There are many reasons why taking your new puppy to a dog class is a good thing:
encourage bonding, increase pups self-esteem, learn new things or new ways of teaching those old things, meet new people who love dogs too, have resources to help solve those doggy behaviors we don’t want, and maybe, just maybe, get involved in the world of doggy sports because today, there is a multitude of doggy sports for everyone!
Here are a few: Rally obedience, agility, musical freestyle, lure coursing, barn hunt, hose work, conformation, herding. Your wallet may be lighter when you go out and compete but your life will be fuller!
Let us know if you need help finding a dog obedience class in your area.
Local dog obedience clubs are a good place to look!
Nash is available for adoption.

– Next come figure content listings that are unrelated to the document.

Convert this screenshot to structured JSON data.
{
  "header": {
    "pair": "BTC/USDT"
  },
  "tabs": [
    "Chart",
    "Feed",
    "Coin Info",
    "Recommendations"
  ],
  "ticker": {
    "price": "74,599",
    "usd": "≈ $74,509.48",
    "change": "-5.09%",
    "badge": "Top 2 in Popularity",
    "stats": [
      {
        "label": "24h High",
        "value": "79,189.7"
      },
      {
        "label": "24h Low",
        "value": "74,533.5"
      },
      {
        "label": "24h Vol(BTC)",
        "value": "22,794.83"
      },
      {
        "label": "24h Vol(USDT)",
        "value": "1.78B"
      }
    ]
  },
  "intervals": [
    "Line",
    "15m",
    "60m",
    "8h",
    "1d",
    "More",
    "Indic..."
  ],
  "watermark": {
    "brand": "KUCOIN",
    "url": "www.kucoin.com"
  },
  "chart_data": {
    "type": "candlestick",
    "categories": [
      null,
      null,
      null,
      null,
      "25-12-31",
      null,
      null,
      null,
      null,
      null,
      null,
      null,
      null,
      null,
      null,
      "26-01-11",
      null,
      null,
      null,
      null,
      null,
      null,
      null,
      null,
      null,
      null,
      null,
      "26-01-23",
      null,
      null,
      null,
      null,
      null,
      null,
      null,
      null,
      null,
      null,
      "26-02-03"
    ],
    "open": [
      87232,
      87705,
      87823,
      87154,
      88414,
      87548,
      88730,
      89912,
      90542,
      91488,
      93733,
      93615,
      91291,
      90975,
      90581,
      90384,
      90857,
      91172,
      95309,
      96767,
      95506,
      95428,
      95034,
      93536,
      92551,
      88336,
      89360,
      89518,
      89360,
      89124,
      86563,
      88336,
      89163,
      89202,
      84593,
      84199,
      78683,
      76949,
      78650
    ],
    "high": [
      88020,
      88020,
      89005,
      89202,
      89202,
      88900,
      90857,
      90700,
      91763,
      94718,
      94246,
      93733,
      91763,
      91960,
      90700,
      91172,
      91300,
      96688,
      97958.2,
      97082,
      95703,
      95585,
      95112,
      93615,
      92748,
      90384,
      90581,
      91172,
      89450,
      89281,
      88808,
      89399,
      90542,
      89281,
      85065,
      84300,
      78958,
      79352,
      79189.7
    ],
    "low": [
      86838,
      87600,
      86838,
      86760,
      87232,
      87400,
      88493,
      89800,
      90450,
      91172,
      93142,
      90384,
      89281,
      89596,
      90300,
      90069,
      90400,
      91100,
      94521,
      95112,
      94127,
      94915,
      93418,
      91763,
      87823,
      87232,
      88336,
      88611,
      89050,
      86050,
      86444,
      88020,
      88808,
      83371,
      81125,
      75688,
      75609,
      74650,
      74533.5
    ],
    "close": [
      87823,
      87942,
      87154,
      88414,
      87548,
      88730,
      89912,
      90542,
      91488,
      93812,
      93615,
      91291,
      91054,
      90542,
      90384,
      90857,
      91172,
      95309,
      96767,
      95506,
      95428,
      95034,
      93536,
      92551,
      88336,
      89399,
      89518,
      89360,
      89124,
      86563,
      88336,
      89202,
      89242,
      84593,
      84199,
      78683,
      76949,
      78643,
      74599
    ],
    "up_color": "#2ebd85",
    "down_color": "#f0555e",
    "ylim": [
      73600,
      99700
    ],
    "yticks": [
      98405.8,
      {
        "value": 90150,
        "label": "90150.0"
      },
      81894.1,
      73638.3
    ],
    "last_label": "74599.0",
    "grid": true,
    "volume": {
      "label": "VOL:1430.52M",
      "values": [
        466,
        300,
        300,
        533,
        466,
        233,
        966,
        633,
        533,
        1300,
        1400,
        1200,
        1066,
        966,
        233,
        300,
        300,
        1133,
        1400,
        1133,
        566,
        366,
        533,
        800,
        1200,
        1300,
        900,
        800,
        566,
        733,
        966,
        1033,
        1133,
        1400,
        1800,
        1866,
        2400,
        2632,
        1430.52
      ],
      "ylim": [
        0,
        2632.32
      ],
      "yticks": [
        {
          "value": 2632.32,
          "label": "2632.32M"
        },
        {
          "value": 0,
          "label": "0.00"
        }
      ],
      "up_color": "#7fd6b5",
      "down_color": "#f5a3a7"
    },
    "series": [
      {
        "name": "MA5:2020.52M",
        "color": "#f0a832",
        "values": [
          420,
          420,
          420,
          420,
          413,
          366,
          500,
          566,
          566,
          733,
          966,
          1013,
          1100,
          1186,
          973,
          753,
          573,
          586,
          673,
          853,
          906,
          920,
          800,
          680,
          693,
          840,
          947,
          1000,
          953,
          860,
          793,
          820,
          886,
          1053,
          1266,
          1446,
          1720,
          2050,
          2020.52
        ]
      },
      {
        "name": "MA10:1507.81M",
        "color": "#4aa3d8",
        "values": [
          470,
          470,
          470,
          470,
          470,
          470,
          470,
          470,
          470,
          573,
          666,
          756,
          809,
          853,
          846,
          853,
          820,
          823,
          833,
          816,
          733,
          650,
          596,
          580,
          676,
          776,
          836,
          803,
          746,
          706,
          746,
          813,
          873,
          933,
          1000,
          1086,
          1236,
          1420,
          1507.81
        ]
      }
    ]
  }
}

If you are interested, please fill out an application and email it to us as an attachment.
Click here for adoption application
Medical: He is neutered, micro chipped, wormed, and up to date on shots.
Microchip: Included in the adoption is the registration of the AVID micro chip in the new owner’s name.
Adoption fee: $225
Leash and Collar or Harness: a Lupine brand harness or collar and leash are provided for each canine. Lupine has a life time guarantee; if chewed, the company will replace it free of charge.